Testing the model with the Test Set
forest_reg.score(X_test, y_test)
0.825152593253362
pred2 = forest_reg.predict(X_test)
pred2
array([224965.808, 129246.8 , 67903. , ..., 222406.402, 322985.02 , 268692.8 ])
forest_mse2 = mean_squared_error(y_test, pred2)

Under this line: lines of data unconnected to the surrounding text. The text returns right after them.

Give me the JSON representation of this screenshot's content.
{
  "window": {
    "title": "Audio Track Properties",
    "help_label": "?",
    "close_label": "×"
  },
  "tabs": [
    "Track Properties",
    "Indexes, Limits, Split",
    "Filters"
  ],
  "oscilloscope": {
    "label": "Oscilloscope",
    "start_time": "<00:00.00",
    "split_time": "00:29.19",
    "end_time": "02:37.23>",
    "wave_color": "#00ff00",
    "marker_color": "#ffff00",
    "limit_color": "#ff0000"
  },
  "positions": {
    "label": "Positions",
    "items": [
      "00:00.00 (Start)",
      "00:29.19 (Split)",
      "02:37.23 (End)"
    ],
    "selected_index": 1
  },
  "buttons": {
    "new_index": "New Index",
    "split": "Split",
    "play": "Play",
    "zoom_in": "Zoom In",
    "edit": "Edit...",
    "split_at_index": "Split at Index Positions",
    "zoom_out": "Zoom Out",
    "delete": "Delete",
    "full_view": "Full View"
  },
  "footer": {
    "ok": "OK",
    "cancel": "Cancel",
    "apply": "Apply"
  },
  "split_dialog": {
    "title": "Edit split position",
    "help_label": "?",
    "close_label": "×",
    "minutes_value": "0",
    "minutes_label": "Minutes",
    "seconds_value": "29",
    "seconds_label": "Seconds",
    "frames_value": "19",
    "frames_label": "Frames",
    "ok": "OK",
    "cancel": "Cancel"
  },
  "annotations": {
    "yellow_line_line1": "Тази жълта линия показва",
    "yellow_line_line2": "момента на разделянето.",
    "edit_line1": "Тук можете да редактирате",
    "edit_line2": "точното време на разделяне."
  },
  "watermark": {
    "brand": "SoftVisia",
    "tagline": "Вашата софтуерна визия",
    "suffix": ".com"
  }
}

forest_rmse2 = np.sqrt(forest_mse2)
forest_rmse2
47348.34022326726
comp = pd.DataFrame(data = {'True_V':y_test, 'Pred':pred2})
comp
ae = comp.True_V.sub(comp.Pred).abs()
ae
14354 123165.81
12908 83753.20
19545 9103.00
12188 75950.02
14786 13871.60
...
10262 24362.20
3614 7963.20
19296 6506.40
5826 3114.98
15383 22807.20
Length: 4087, dtype: float64
mae = ae.mean()
mae
31722.632696354325
Feature Importance
forest_reg.feature_importances_
array([8.43251997e-02, 7.63824246e-02, 4.20571593e-02, 2.28712182e-02,
2.01285036e-02, 2.28577613e-02, 1.96337714e-02, 2.80813190e-01,
6.50088158e-02, 9.89248218e-02, 9.71199460e-02, 1.91328297e-02,
1.36700488e-01, 2.65441330e-04, 5.35959721e-03, 8.41883258e-03])
feature_imp = pd.Series(data = forest_reg.feature_importances_, index = X_train.columns).sort_values(ascending = False)
feature_imp
median_income 0.28
INLAND 0.14
pop_per_household 0.10
bedrooms_per_room 0.10
longitude 0.08
latitude 0.08
rooms_per_household 0.07
housing_median_age 0.04
total_rooms 0.02
population 0.02
total_bedrooms 0.02
households 0.02
<1H OCEAN 0.02
NEAR OCEAN 0.01
NEAR BAY 0.01
ISLAND 0.00
dtype: float64
feature_imp.sort_values().plot.barh(figsize = (12,8))
plt.show()
We could drop some features like Island, Near Bay, Near Ocean, <1H Ocean, households, and bedrooms and rerun our model for best result.
metrics.explained_variance_score(y_test, pred2)
0.8252854674155055
Our Random Forest model explain 82.5% of the values.
Next, I will use a Linear Regression model in the future to compare results.